Üstad Bediüzzaman bir mektubunda “Ben gazeteleri merak etmezdim.
Fakat bu arada hem Ehl-i Sünnet’in, hem Sebilürreşad’ın lehimizdeki yazıları her halde aleyhimizdeki kıskançları ve gizli düşman zındıkları şaşırtmış. Bunlar o dostları susturmak için çalışmak ihtimali beni meraklandırdı” der (Şuâlar, s. 826).
Onun Risale-i Nur lehinde yayın yapan gazete ve dergilerin susturulmasından duyduğu kaygı, vefatından yaklaşık on sene sonra Zübeyir Gündüzalp’in nezaretinde çıkan Yeni Asya için de hep geçerli olmuş.
Yeni Asya da yayın hayatına atıldığı günden itibaren susturulmaya çalışılmış.
Bu yöndeki çabalar bazan 12 Eylül ve 28 Şubat dönemlerinde olduğu gibi baskı ve tazyikler şeklinde tezahür ederken, çoğu zaman da iç muhalefetle yıkıcı ve tahripkâr eleştirilerin tahriki tarzında görülmüş.
Bunlardan biri, Yeni Asya’nın yayın hayatına atılmasından çok kısa bir zaman önce ortaya çıkan “din adına siyaset” cereyanının, sonradan bünye içinde etkilediği bazı isimler kanalıyla gazeteye hücum etmesi.

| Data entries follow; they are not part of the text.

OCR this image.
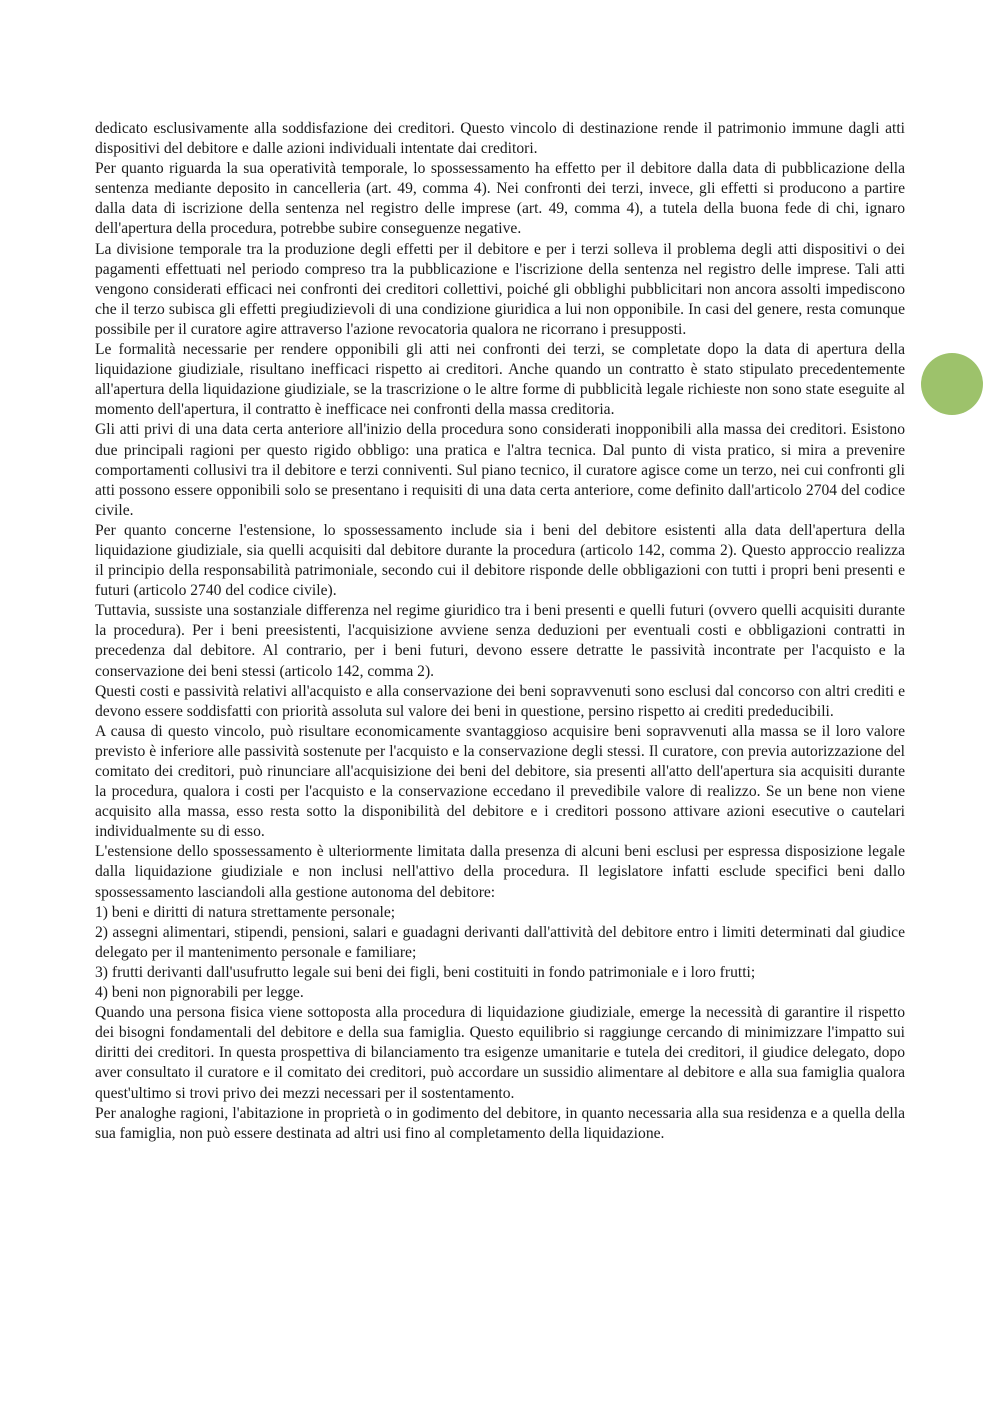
dedicato esclusivamente alla soddisfazione dei creditori. Questo vincolo di destinazione rende il patrimonio immune dagli atti dispositivi del debitore e dalle azioni individuali intentate dai creditori.

Per quanto riguarda la sua operatività temporale, lo spossessamento ha effetto per il debitore dalla data di pubblicazione della sentenza mediante deposito in cancelleria (art. 49, comma 4). Nei confronti dei terzi, invece, gli effetti si producono a partire dalla data di iscrizione della sentenza nel registro delle imprese (art. 49, comma 4), a tutela della buona fede di chi, ignaro dell'apertura della procedura, potrebbe subire conseguenze negative.

La divisione temporale tra la produzione degli effetti per il debitore e per i terzi solleva il problema degli atti dispositivi o dei pagamenti effettuati nel periodo compreso tra la pubblicazione e l'iscrizione della sentenza nel registro delle imprese. Tali atti vengono considerati efficaci nei confronti dei creditori collettivi, poiché gli obblighi pubblicitari non ancora assolti impediscono che il terzo subisca gli effetti pregiudizievoli di una condizione giuridica a lui non opponibile. In casi del genere, resta comunque possibile per il curatore agire attraverso l'azione revocatoria qualora ne ricorrano i presupposti.

Le formalità necessarie per rendere opponibili gli atti nei confronti dei terzi, se completate dopo la data di apertura della liquidazione giudiziale, risultano inefficaci rispetto ai creditori. Anche quando un contratto è stato stipulato precedentemente all'apertura della liquidazione giudiziale, se la trascrizione o le altre forme di pubblicità legale richieste non sono state eseguite al momento dell'apertura, il contratto è inefficace nei confronti della massa creditoria.

Gli atti privi di una data certa anteriore all'inizio della procedura sono considerati inopponibili alla massa dei creditori. Esistono due principali ragioni per questo rigido obbligo: una pratica e l'altra tecnica. Dal punto di vista pratico, si mira a prevenire comportamenti collusivi tra il debitore e terzi conniventi. Sul piano tecnico, il curatore agisce come un terzo, nei cui confronti gli atti possono essere opponibili solo se presentano i requisiti di una data certa anteriore, come definito dall'articolo 2704 del codice civile.

Per quanto concerne l'estensione, lo spossessamento include sia i beni del debitore esistenti alla data dell'apertura della liquidazione giudiziale, sia quelli acquisiti dal debitore durante la procedura (articolo 142, comma 2). Questo approccio realizza il principio della responsabilità patrimoniale, secondo cui il debitore risponde delle obbligazioni con tutti i propri beni presenti e futuri (articolo 2740 del codice civile).

Tuttavia, sussiste una sostanziale differenza nel regime giuridico tra i beni presenti e quelli futuri (ovvero quelli acquisiti durante la procedura). Per i beni preesistenti, l'acquisizione avviene senza deduzioni per eventuali costi e obbligazioni contratti in precedenza dal debitore. Al contrario, per i beni futuri, devono essere detratte le passività incontrate per l'acquisto e la conservazione dei beni stessi (articolo 142, comma 2).

Questi costi e passività relativi all'acquisto e alla conservazione dei beni sopravvenuti sono esclusi dal concorso con altri crediti e devono essere soddisfatti con priorità assoluta sul valore dei beni in questione, persino rispetto ai crediti prededucibili.

A causa di questo vincolo, può risultare economicamente svantaggioso acquisire beni sopravvenuti alla massa se il loro valore previsto è inferiore alle passività sostenute per l'acquisto e la conservazione degli stessi. Il curatore, con previa autorizzazione del comitato dei creditori, può rinunciare all'acquisizione dei beni del debitore, sia presenti all'atto dell'apertura sia acquisiti durante la procedura, qualora i costi per l'acquisto e la conservazione eccedano il prevedibile valore di realizzo. Se un bene non viene acquisito alla massa, esso resta sotto la disponibilità del debitore e i creditori possono attivare azioni esecutive o cautelari individualmente su di esso.

L'estensione dello spossessamento è ulteriormente limitata dalla presenza di alcuni beni esclusi per espressa disposizione legale dalla liquidazione giudiziale e non inclusi nell'attivo della procedura. Il legislatore infatti esclude specifici beni dallo spossessamento lasciandoli alla gestione autonoma del debitore:

1) beni e diritti di natura strettamente personale;

2) assegni alimentari, stipendi, pensioni, salari e guadagni derivanti dall'attività del debitore entro i limiti determinati dal giudice delegato per il mantenimento personale e familiare;

3) frutti derivanti dall'usufrutto legale sui beni dei figli, beni costituiti in fondo patrimoniale e i loro frutti;

4) beni non pignorabili per legge.

Quando una persona fisica viene sottoposta alla procedura di liquidazione giudiziale, emerge la necessità di garantire il rispetto dei bisogni fondamentali del debitore e della sua famiglia. Questo equilibrio si raggiunge cercando di minimizzare l'impatto sui diritti dei creditori. In questa prospettiva di bilanciamento tra esigenze umanitarie e tutela dei creditori, il giudice delegato, dopo aver consultato il curatore e il comitato dei creditori, può accordare un sussidio alimentare al debitore e alla sua famiglia qualora quest'ultimo si trovi privo dei mezzi necessari per il sostentamento.

Per analoghe ragioni, l'abitazione in proprietà o in godimento del debitore, in quanto necessaria alla sua residenza e a quella della sua famiglia, non può essere destinata ad altri usi fino al completamento della liquidazione.
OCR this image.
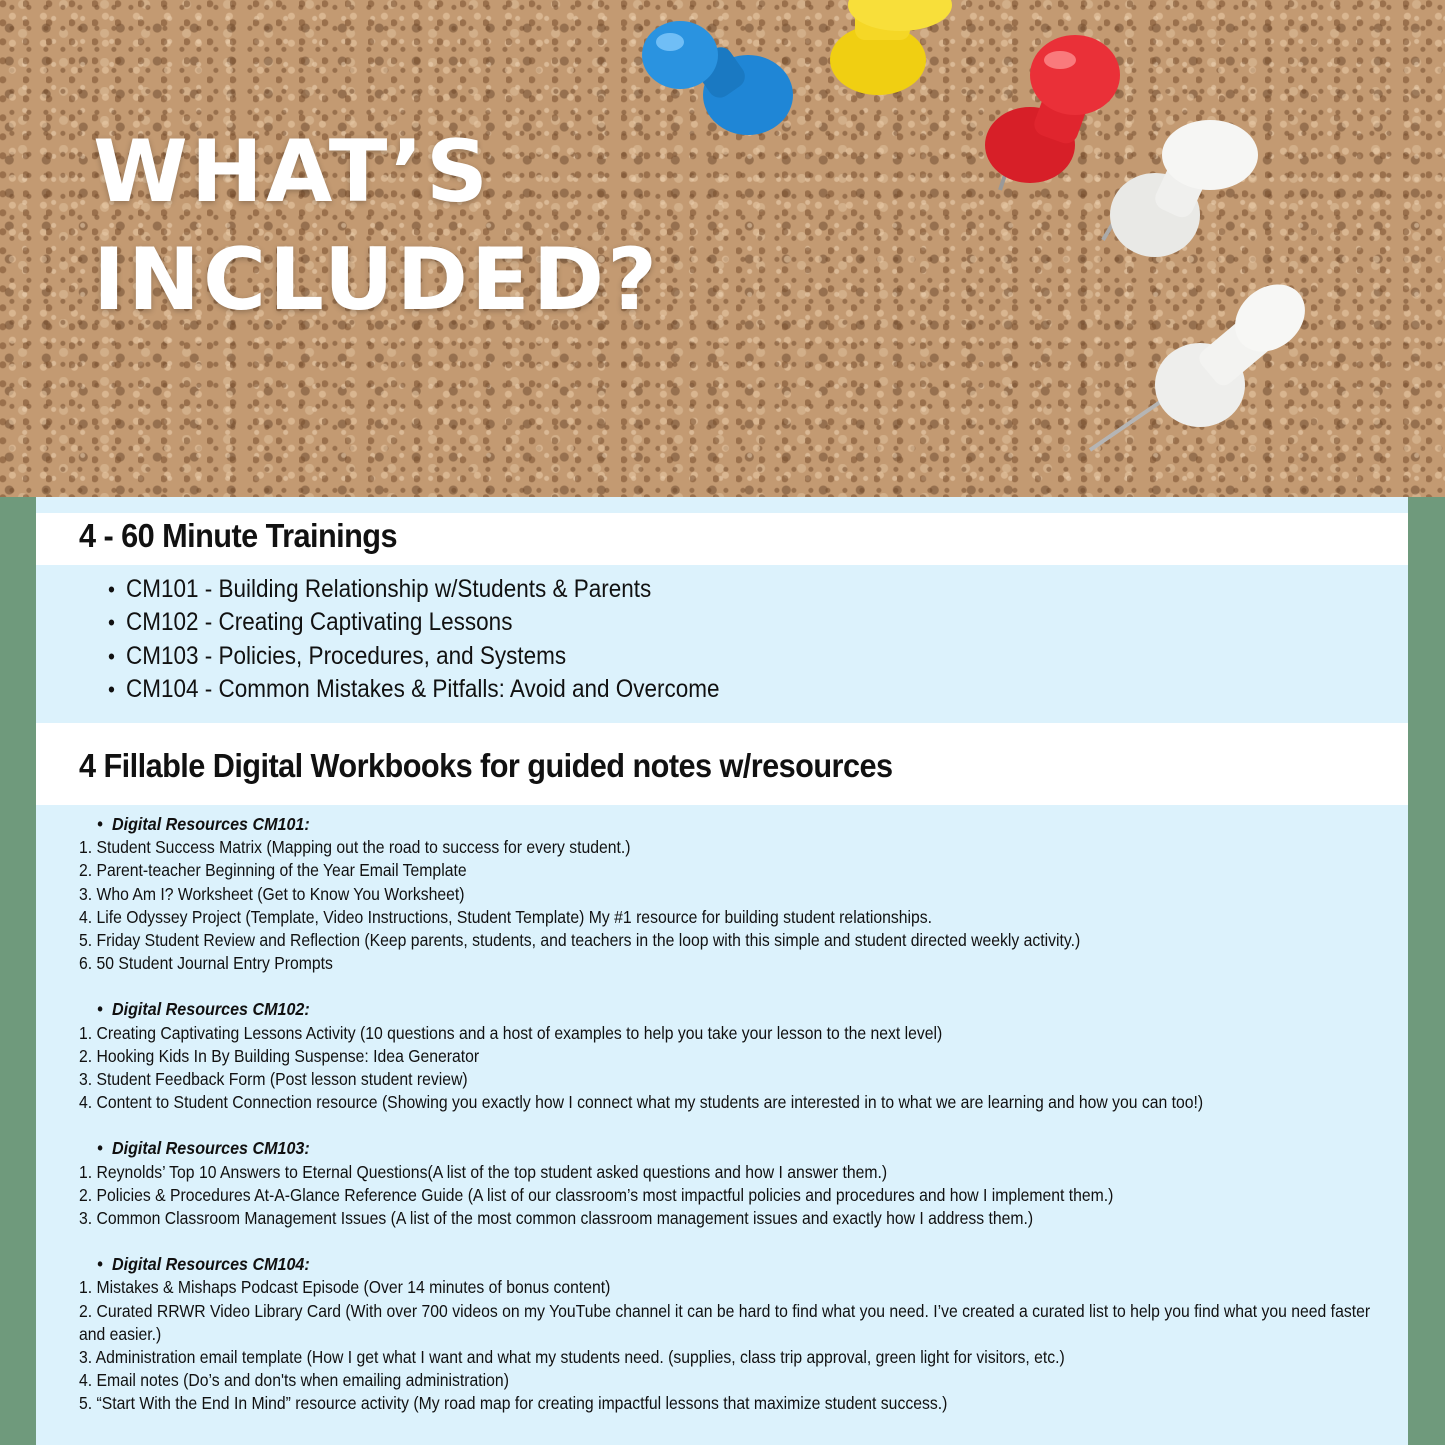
WHAT’S
INCLUDED?
4 - 60 Minute Trainings
• CM101 - Building Relationship w/Students & Parents
• CM102 - Creating Captivating Lessons
• CM103 - Policies, Procedures, and Systems
• CM104 - Common Mistakes & Pitfalls: Avoid and Overcome
4 Fillable Digital Workbooks for guided notes w/resources
• Digital Resources CM101:
1. Student Success Matrix (Mapping out the road to success for every student.)
2. Parent-teacher Beginning of the Year Email Template
3. Who Am I? Worksheet (Get to Know You Worksheet)
4. Life Odyssey Project (Template, Video Instructions, Student Template) My #1 resource for building student relationships.
5. Friday Student Review and Reflection (Keep parents, students, and teachers in the loop with this simple and student directed weekly activity.)
6. 50 Student Journal Entry Prompts
• Digital Resources CM102:
1. Creating Captivating Lessons Activity (10 questions and a host of examples to help you take your lesson to the next level)
2. Hooking Kids In By Building Suspense: Idea Generator
3. Student Feedback Form (Post lesson student review)
4. Content to Student Connection resource (Showing you exactly how I connect what my students are interested in to what we are learning and how you can too!)
• Digital Resources CM103:
1. Reynolds’ Top 10 Answers to Eternal Questions(A list of the top student asked questions and how I answer them.)
2. Policies & Procedures At-A-Glance Reference Guide (A list of our classroom’s most impactful policies and procedures and how I implement them.)
3. Common Classroom Management Issues (A list of the most common classroom management issues and exactly how I address them.)
• Digital Resources CM104:
1. Mistakes & Mishaps Podcast Episode (Over 14 minutes of bonus content)
2. Curated RRWR Video Library Card (With over 700 videos on my YouTube channel it can be hard to find what you need. I’ve created a curated list to help you find what you need faster and easier.)
3. Administration email template (How I get what I want and what my students need. (supplies, class trip approval, green light for visitors, etc.)
4. Email notes (Do’s and don'ts when emailing administration)
5. “Start With the End In Mind” resource activity (My road map for creating impactful lessons that maximize student success.)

Bir diğeri, Üstadın tek parti döneminde gazetelerle irtibatını kesmiş olmasını genelleyip, “Nurcuların gazeteyle ve gazetecilikle işi olmaz; Nur Talebeleri risaleden başka bir neşriyat okumaz” diyerek gazete ve neşriyat aleyhtarlığı yapan anlayış.